Супайнат долго засиживается в невестах, она же не сделала никому ничего плохого. Хорошая девушка, как все. Встает на заре, ложится поздно, работает не покладая рук. И на пахоте, и на сенокосе, и на жатве справляется. Дорожит каждым зернышком, по хлебу не пройдет! Один раз я видела, как она, возвращаясь с полным кувшином, нагнулась, подняла с земли колосок, поцеловала его и понесла домой. Не знаю, куда смотрят женихи! Чем она хуже Айшат из магазина? Не пойми неправильно мои слова, для Айшат я тоже хочу счастья, Алхамдулиллах, пусть она тонет в нем, как неумеющий плавать в море. Но неужели у тебя не осталось хоть чуть-чуть и для Супайнат…
Аллах, прости меня, свою рабу. Не думай, что я прошу слишком многого. Аминат болеет, облегчи ей страдания, а если ее дни сочтены, то пошли легкую смерть, ведь никто не видел от этой женщины ничего плохого!..
— Вабабай, мать, твой аллах, наверное, думает, что к нему пришла больная нищая, — смеется мама.
Но бабушка не слушает и продолжает молитву:
— Всему живому — от муравья до человека, всему растущему — от травинки до зуба, всему вечному — от камня до скалы — нужна твоя жалость. Береги, молю тебя, семя в земле, росток на ней, зерно в колосе, цветок в цветении. В меру пошли дождя и солнца, ветра и ласки. Помешай граду и молниям сгубить урожай, дай созреть плодам. Молю тебя, защити нас всех от нежданных бед, а путникам пошли ясные лунные ночи, чтобы они не заблудились в дороге.
Береги от разорения птичьи гнезда, не дай испытать горе пернатым и зверям в лесу. Пусть они радуются, видя своих детенышей живыми и здоровыми!

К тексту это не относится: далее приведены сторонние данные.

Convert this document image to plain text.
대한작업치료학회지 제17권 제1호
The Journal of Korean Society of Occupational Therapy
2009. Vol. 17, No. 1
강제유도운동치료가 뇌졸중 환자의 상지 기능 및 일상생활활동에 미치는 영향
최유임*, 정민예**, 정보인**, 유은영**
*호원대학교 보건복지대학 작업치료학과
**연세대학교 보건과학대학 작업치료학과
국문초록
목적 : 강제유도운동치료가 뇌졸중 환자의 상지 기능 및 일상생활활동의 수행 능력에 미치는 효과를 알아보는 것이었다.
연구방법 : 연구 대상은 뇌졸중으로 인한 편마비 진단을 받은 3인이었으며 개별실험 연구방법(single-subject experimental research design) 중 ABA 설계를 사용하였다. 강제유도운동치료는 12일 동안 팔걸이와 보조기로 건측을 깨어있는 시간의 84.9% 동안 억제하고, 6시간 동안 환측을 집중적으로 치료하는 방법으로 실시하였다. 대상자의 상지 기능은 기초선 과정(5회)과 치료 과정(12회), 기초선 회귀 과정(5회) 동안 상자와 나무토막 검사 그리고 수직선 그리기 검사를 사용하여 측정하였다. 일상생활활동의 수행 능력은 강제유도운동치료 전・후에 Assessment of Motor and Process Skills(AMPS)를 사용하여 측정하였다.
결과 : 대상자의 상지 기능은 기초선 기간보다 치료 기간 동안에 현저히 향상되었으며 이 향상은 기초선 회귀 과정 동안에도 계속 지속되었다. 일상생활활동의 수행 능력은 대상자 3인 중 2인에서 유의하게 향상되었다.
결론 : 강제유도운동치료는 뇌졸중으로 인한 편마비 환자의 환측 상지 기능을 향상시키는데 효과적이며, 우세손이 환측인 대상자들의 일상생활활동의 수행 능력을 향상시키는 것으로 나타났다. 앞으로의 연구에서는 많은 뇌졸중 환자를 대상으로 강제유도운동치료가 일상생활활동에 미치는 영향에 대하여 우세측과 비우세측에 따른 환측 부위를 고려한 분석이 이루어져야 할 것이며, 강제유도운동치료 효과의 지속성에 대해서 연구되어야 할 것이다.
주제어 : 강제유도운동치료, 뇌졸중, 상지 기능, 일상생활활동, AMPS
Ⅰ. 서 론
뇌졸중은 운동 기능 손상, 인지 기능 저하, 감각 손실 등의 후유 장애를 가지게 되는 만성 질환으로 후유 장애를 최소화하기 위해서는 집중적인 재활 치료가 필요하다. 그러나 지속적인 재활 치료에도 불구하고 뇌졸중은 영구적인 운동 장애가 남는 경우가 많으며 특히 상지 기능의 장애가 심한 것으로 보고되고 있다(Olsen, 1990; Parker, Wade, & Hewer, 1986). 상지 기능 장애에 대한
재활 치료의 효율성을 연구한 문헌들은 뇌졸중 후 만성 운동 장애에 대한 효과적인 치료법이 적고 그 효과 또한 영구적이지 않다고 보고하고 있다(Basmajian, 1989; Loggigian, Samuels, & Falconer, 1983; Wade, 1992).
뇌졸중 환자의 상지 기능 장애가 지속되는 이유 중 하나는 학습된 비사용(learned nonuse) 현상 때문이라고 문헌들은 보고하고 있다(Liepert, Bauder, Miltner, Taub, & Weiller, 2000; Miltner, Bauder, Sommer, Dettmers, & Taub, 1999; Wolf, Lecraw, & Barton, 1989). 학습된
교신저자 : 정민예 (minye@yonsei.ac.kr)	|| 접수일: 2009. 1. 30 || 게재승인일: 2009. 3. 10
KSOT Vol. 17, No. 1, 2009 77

Пусть всех матерей и отцов, когда придет время, похоронят их дети, ибо нет ничего страшнее на земле, чем горе родителей, что приходят на могилы к своим детям. Не гневайся на меня, всемогущий, коснись нас, грешных, своей доброй рукой. Дай каждому счастья, от Машрика до Магриба; дай счастья и мне, старой. Пошли очищение и веру моим детям и внукам. Прости их за безверие.

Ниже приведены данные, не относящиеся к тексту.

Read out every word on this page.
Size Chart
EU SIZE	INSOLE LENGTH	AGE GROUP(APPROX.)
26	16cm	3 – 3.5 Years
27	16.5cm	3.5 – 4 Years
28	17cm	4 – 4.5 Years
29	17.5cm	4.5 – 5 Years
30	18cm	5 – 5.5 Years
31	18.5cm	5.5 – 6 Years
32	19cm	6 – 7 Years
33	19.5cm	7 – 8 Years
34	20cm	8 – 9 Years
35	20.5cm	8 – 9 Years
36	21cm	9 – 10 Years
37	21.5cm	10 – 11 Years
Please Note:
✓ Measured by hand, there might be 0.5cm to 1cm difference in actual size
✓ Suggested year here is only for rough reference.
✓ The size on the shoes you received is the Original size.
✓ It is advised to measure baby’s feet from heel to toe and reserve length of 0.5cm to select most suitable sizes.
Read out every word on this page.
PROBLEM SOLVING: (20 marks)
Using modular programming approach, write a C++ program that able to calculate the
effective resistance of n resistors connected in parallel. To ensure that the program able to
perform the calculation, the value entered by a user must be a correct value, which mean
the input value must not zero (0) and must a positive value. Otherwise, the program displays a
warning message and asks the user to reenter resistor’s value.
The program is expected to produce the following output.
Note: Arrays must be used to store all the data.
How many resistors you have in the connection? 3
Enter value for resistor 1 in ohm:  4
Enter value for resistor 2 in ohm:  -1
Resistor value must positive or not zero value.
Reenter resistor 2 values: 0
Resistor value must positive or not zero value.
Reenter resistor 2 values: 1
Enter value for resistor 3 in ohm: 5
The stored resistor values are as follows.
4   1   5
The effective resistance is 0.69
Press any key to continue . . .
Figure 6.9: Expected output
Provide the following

— Никогда он не простит, и не жди! Никто из твоих внуков ни разу не помолился, — дразнит ее мама.
А бабушка продолжает все громче:
— Аставпируллах! Прости нас за то, что мы делаем плохого, а хорошее умножь стократ! Не дай людям платить злом за добро! Упаси нас от коварства бывших друзей!
Пусть наши ноги обойдут ядовитую траву, пусть наши руки растят плодовые деревья. Дай нам легкость, но дай и упорство; уничтожь самодовольство, надели людей желанием творить добро!

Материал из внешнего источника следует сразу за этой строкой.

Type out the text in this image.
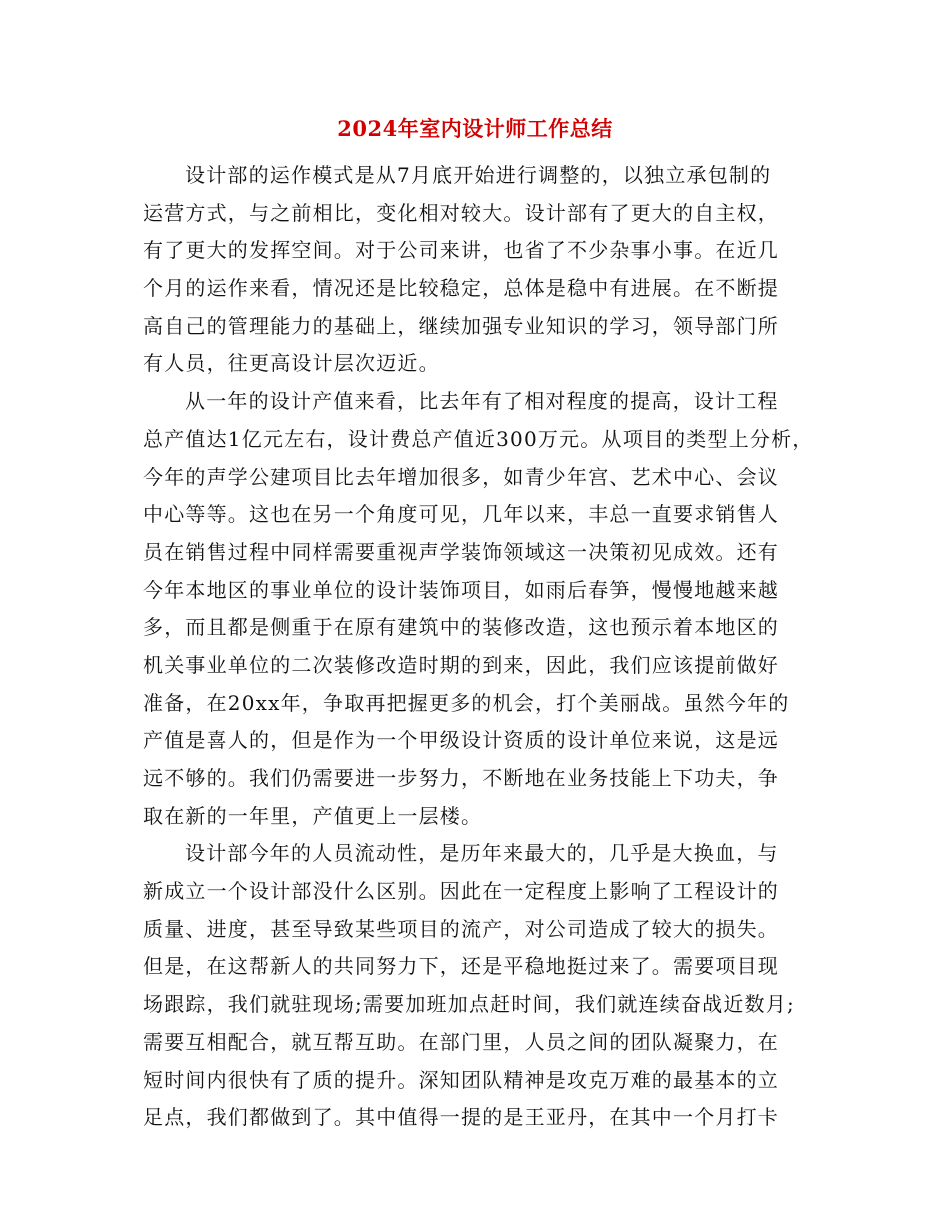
2024年室内设计师工作总结
设计部的运作模式是从7月底开始进行调整的，以独立承包制的
运营方式，与之前相比，变化相对较大。设计部有了更大的自主权，
有了更大的发挥空间。对于公司来讲，也省了不少杂事小事。在近几
个月的运作来看，情况还是比较稳定，总体是稳中有进展。在不断提
高自己的管理能力的基础上，继续加强专业知识的学习，领导部门所
有人员，往更高设计层次迈近。
从一年的设计产值来看，比去年有了相对程度的提高，设计工程
总产值达1亿元左右，设计费总产值近300万元。从项目的类型上分析，
今年的声学公建项目比去年增加很多，如青少年宫、艺术中心、会议
中心等等。这也在另一个角度可见，几年以来，丰总一直要求销售人
员在销售过程中同样需要重视声学装饰领域这一决策初见成效。还有
今年本地区的事业单位的设计装饰项目，如雨后春笋，慢慢地越来越
多，而且都是侧重于在原有建筑中的装修改造，这也预示着本地区的
机关事业单位的二次装修改造时期的到来，因此，我们应该提前做好
准备，在20xx年，争取再把握更多的机会，打个美丽战。虽然今年的
产值是喜人的，但是作为一个甲级设计资质的设计单位来说，这是远
远不够的。我们仍需要进一步努力，不断地在业务技能上下功夫，争
取在新的一年里，产值更上一层楼。
设计部今年的人员流动性，是历年来最大的，几乎是大换血，与
新成立一个设计部没什么区别。因此在一定程度上影响了工程设计的
质量、进度，甚至导致某些项目的流产，对公司造成了较大的损失。
但是，在这帮新人的共同努力下，还是平稳地挺过来了。需要项目现
场跟踪，我们就驻现场;需要加班加点赶时间，我们就连续奋战近数月;
需要互相配合，就互帮互助。在部门里，人员之间的团队凝聚力，在
短时间内很快有了质的提升。深知团队精神是攻克万难的最基本的立
足点，我们都做到了。其中值得一提的是王亚丹，在其中一个月打卡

Пусть нашему аулу никогда не будет суждено понести позор от легкомыслия женщин и трусости мужчин.
Голодному пошли хлеб, жаждущему — воду. Береги людей от злого языка и алчного глаза, одень нагих, обуй босых! Пусть с наших губ слетают только те слова, какие приносят радость людям. Не допусти, чтобы злые речи, ранящие сердце, срывались с нашего языка. Не дай нам быть столь горькими, чтобы нас выплюнули, и столь сладкими, чтобы нас проглотили.
Дай нам силы быстрее забывать зло, всегда помнить добро, которое нам сделали люди. Дай нам терпение и силу, чтобы печаль превратилась в радость.
Если я просила о чем-то невозможном, прости; много еще осталось, но ты же угадываешь мысли, значит, знаешь и сам. Спешу, боюсь прозевать зарю, на поле надо идти. Аставпируллах! Аставпируллах! Аставпируллах!
Перевод М. Магомедова.
ХЛЕБ
Когда горожанин слышит слово «хлеб», то представляет себе полки хлебного магазина, на которых рядами лежат свежие булки. А когда о хлебе слышит житель аула, то в его памяти прежде всего возникает образ земли.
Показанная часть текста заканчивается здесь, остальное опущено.